Durante uma noite, quando navegava pela rede, descobri – sem querer - um texto escrito três dias depois da morte de Marilyn Monroe (a pronuncia certa é “monrôu”). Essa crônica, intitulada apenas “MARILYN”, foi publicada no Caderno B do Jornal do Brasil no dia 08 de Agosto de 1962 (ela morreu dia 5). Seu autor é o cronista José Carlos Oliveira. Desconheço seus textos, mas este vem bem de encontro ao que escrevi sobre ela. O mito, a mulher, a sensual Marilyn Monroe.
MARILYN
Antes de mais nada era um corpo, não há dúvida. Um corpo tremendamente perturbador. Um corpo de formas opulentas, sempre na fronteira da obesidade: corpo de mulher-fêmea, acrescido de um defeito particularmente feliz nos joelhos: quando ela andava, só pensava em sexo, sexo, sexo. A pele clara e roliça descia vertiginosamente pelos decotes, deixando entrever a totalidade do corpo envolto em roupas colantes, e então ninguém mais pensava em outra coisa que não fosse sexo. Mas era, além disso, um sorriso maravilhoso, ao mais belo sorriso que jamais houve. Quando Marilyn sorria, a perturbação do espectador aumentava. Ela sorria com a língua entre os dentes – dengosa, maliciosa, pura dádiva. Era a feminilidade em pessoa. A alegria em pessoa.

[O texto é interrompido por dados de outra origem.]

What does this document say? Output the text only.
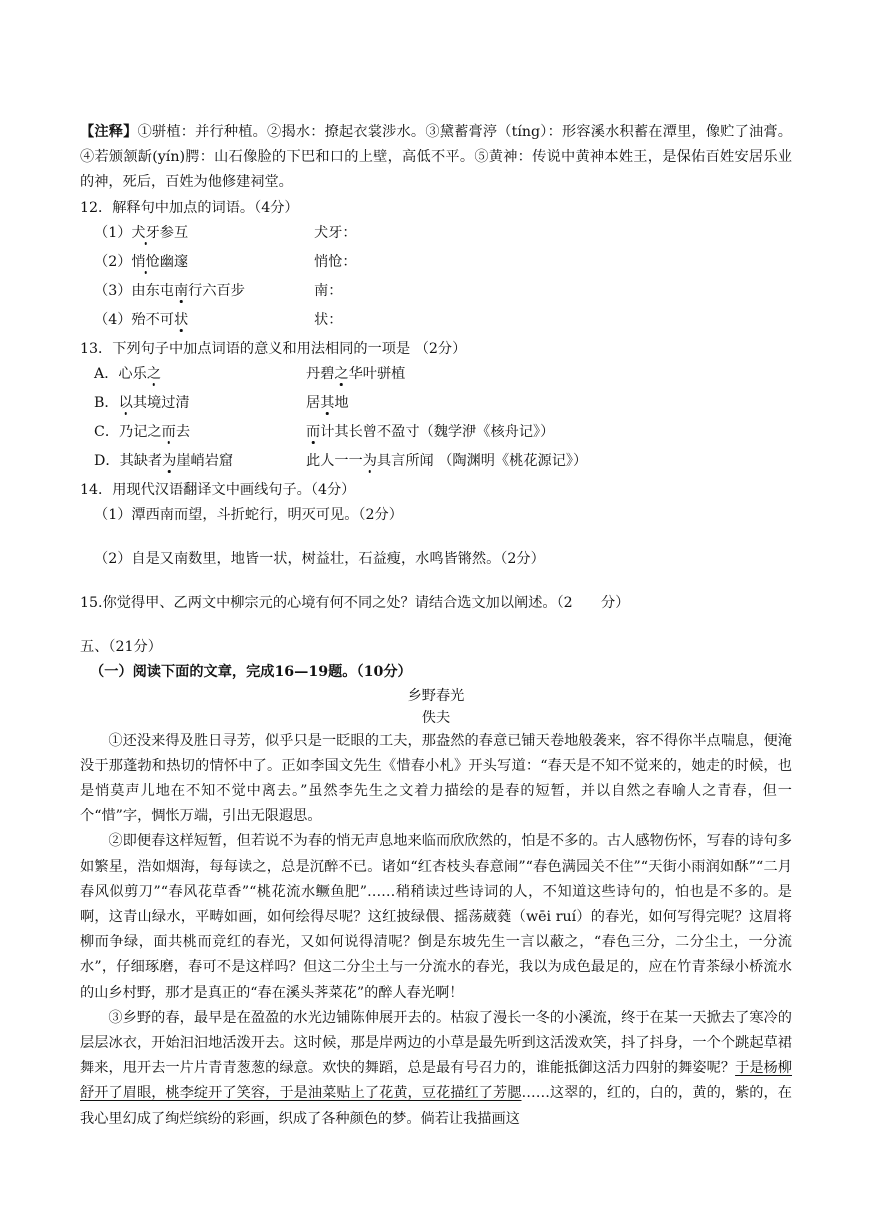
【注释】①骈植：并行种植。②揭水：撩起衣裳涉水。③黛蓄膏渟（tíng）：形容溪水积蓄在潭里，像贮了油膏。④若颁颔龂(yín)腭：山石像脸的下巴和口的上壁，高低不平。⑤黄神：传说中黄神本姓王，是保佑百姓安居乐业的神，死后，百姓为他修建祠堂。
12．解释句中加点的词语。（4分）
（1）犬牙参互	犬牙：
（2）悄怆幽邃	悄怆：
（3）由东屯南行六百步	南：
（4）殆不可状	状：
13．下列句子中加点词语的意义和用法相同的一项是 （2分）
A．心乐之	丹碧之华叶骈植
B．以其境过清	居其地
C．乃记之而去	而计其长曾不盈寸（魏学洢《核舟记》）
D．其缺者为崖峭岩窟	此人一一为具言所闻 （陶渊明《桃花源记》）
14．用现代汉语翻译文中画线句子。（4分）
（1）潭西南而望，斗折蛇行，明灭可见。（2分）
（2）自是又南数里，地皆一状，树益壮，石益瘦，水鸣皆锵然。（2分）
15.你觉得甲、乙两文中柳宗元的心境有何不同之处？请结合选文加以阐述。（2　　分）
五、（21分）
（一）阅读下面的文章，完成16—19题。（10分）
乡野春光
佚夫
①还没来得及胜日寻芳，似乎只是一眨眼的工夫，那盎然的春意已铺天卷地般袭来，容不得你半点喘息，便淹没于那蓬勃和热切的情怀中了。正如李国文先生《惜春小札》开头写道：“春天是不知不觉来的，她走的时候，也是悄莫声儿地在不知不觉中离去。”虽然李先生之文着力描绘的是春的短暂，并以自然之春喻人之青春，但一个“惜”字，惆怅万端，引出无限遐思。
②即便春这样短暂，但若说不为春的悄无声息地来临而欣欣然的，怕是不多的。古人感物伤怀，写春的诗句多如繁星，浩如烟海，每每读之，总是沉醉不已。诸如“红杏枝头春意闹”“春色满园关不住”“天街小雨润如酥”“二月春风似剪刀”“春风花草香”“桃花流水鳜鱼肥”……稍稍读过些诗词的人，不知道这些诗句的，怕也是不多的。是啊，这青山绿水，平畴如画，如何绘得尽呢？这红披绿偎、摇荡葳蕤（wēi ruí）的春光，如何写得完呢？这眉将柳而争绿，面共桃而竞红的春光，又如何说得清呢？倒是东坡先生一言以蔽之，“春色三分，二分尘土，一分流水”，仔细琢磨，春可不是这样吗？但这二分尘土与一分流水的春光，我以为成色最足的，应在竹青茶绿小桥流水的山乡村野，那才是真正的“春在溪头荠菜花”的醉人春光啊！
③乡野的春，最早是在盈盈的水光边铺陈伸展开去的。枯寂了漫长一冬的小溪流，终于在某一天掀去了寒冷的层层冰衣，开始汩汩地活泼开去。这时候，那是岸两边的小草是最先听到这活泼欢笑，抖了抖身，一个个跳起草裙舞来，甩开去一片片青青葱葱的绿意。欢快的舞蹈，总是最有号召力的，谁能抵御这活力四射的舞姿呢？于是杨柳舒开了眉眼，桃李绽开了笑容，于是油菜贴上了花黄，豆花描红了芳腮……这翠的，红的，白的，黄的，紫的，在我心里幻成了绚烂缤纷的彩画，织成了各种颜色的梦。倘若让我描画这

Ela não teve infância. Nem pai, nem mãe, nem família. Cresceu como enjeitada em sucessivos lares. Não há motivo para atribuir à publicidade a informação obtida no momento supremo da glória: - violaram-na aos sei anos de idade. Há um detalhe praticamente infalível na biografia dessas deusas da beleza, sejam atrizes ou call-girls, de acordo com o inquérito e com os depoimentos de psiquiatras: - nos Estados Unidos, a violação de meninas bonitas ocorre com a assustadora frequência. Humbert Humbert, atormentado pelo encanto da nymphets, não é apenas um momento privilegiado do romance moderno, mas a revelação de um desejo que está presente na aventura íntima do cidadão norte-americano, desejo ara o qual Lolyta provavelmente representa um veículo liberatório eficaz.

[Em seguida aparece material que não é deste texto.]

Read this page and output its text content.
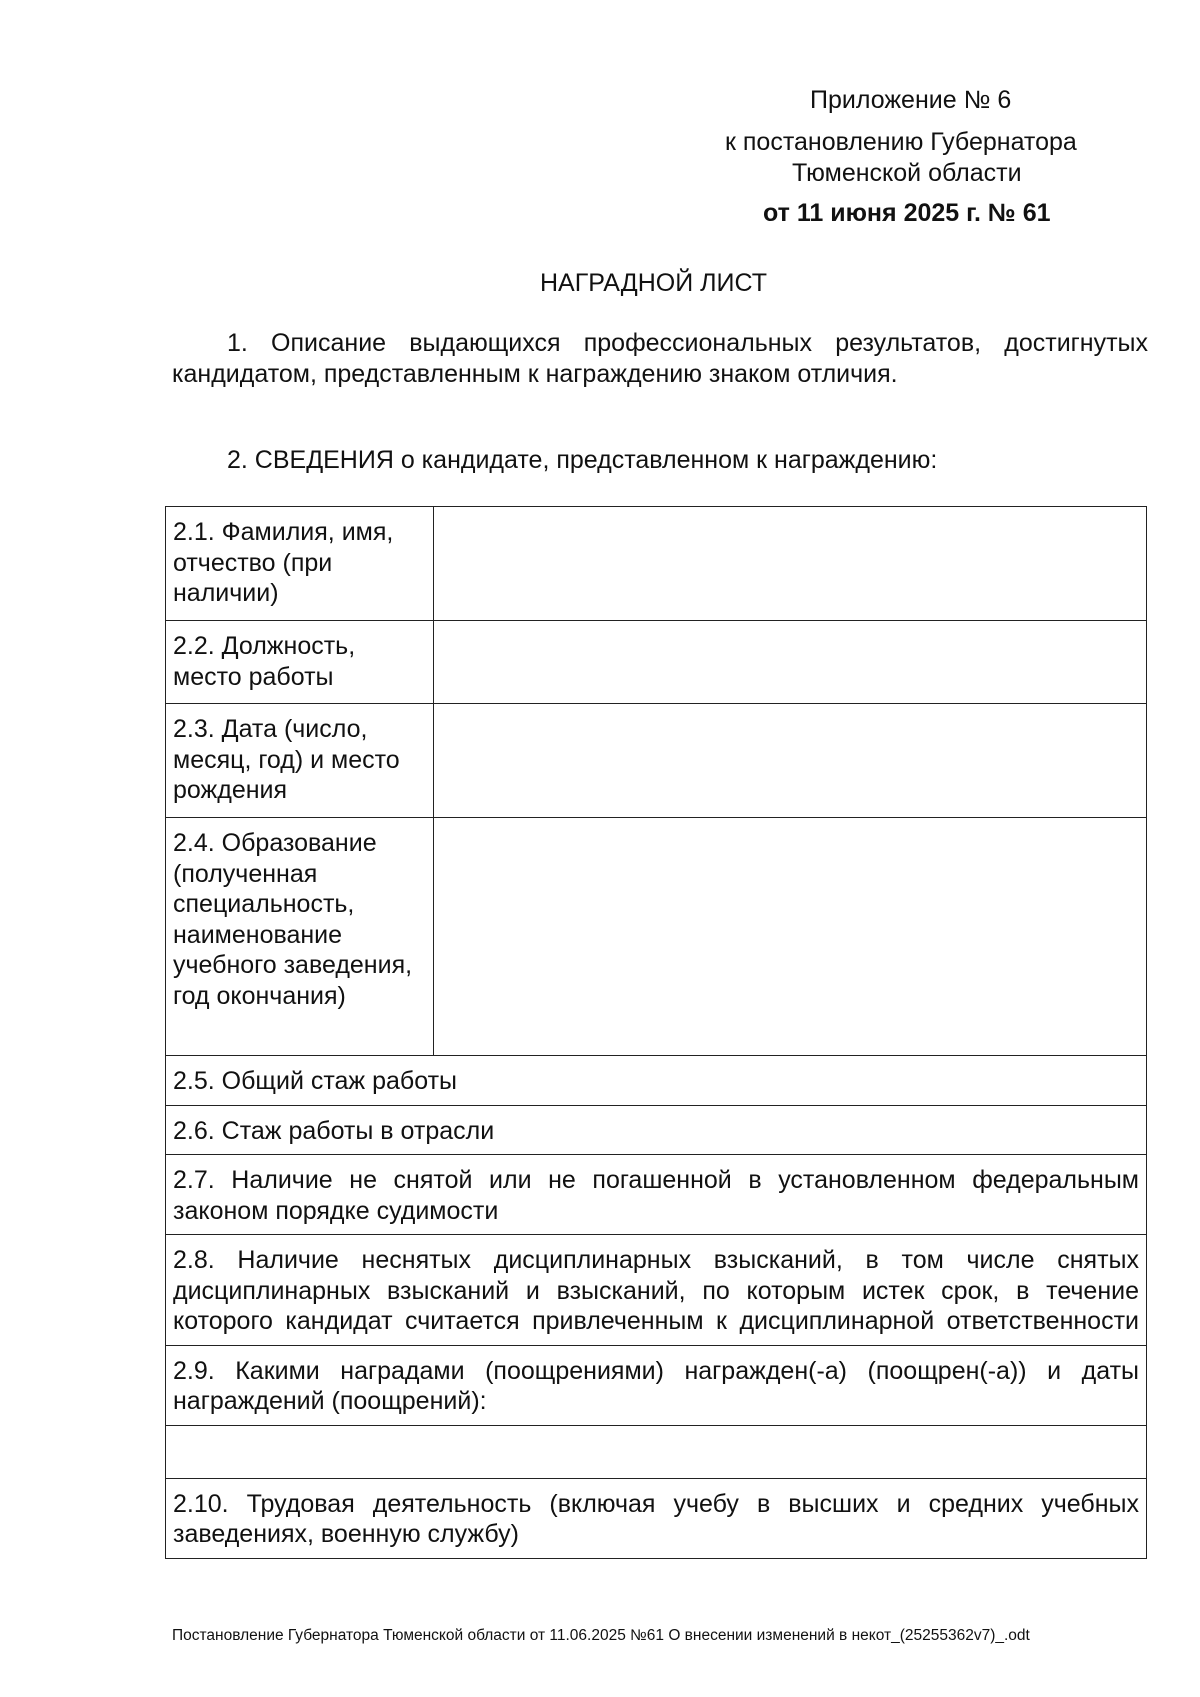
Приложение № 6
к постановлению Губернатора
Тюменской области
от 11 июня 2025 г. № 61
НАГРАДНОЙ ЛИСТ
1. Описание выдающихся профессиональных результатов, достигнутых кандидатом, представленным к награждению знаком отличия.
2. СВЕДЕНИЯ о кандидате, представленном к награждению:
2.1. Фамилия, имя, отчество (при наличии)	
2.2. Должность, место работы	
2.3. Дата (число, месяц, год) и место рождения	
2.4. Образование (полученная специальность, наименование учебного заведения, год окончания)	
2.5. Общий стаж работы	
2.6. Стаж работы в отрасли	
2.7. Наличие не снятой или не погашенной в установленном федеральным законом порядке судимости	
2.8. Наличие неснятых дисциплинарных взысканий, в том числе снятых дисциплинарных взысканий и взысканий, по которым истек срок, в течение которого кандидат считается привлеченным к дисциплинарной ответственности	
2.9. Какими наградами (поощрениями) награжден(-а) (поощрен(-а)) и даты награждений (поощрений):	

2.10. Трудовая деятельность (включая учебу в высших и средних учебных заведениях, военную службу)	
Постановление Губернатора Тюменской области от 11.06.2025 №61 О внесении изменений в некот_(25255362v7)_.odt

Marilyn encontrou na história do cinema pela porta do menor esforço, isto é, tão logo descobriram que tinha corpo. E tão logo decidiu revelar-se na totalidade sua pessoa, isto é, corpo e espírito, sensualidade e tormento, ânsia de felicidade e desconforto no pináculo da fama – humana, frágil, sedenta de afeto, incompreendida e solitária – então, foi deixada em paz. Naquela paz desconfortável, naquela pobreza profunda da vida rodeada de riqueza e mentira. Mas eu pensei muitas vezes que o ser humano é indestrutível, porque toda a vergonha daquela infância e, mais tarde, o selvagem mecanismo que cria e devora os ídolos modernos, nada disso conseguira destruir o maravilhoso e inesquecível sorriso de Marilyn. Agora vejo que estava enganado.
Por José Carlos Oliveira
Jornal do Brasil – 08 de agosto de 1962
Sobre o autor:
José Carlos Oliveira (Vitória, 18 de agosto de 1934 - Vitória, 13 de abril de 1986) foi um escritor brasileiro. Celebrizando-se por suas colaborações diárias no Jornal do Brasil para onde escreveu por mais de duas décadas, tornou-se um dos grandes cronistas brasileiros do século XX, mas praticou também o romance e o memorialismo.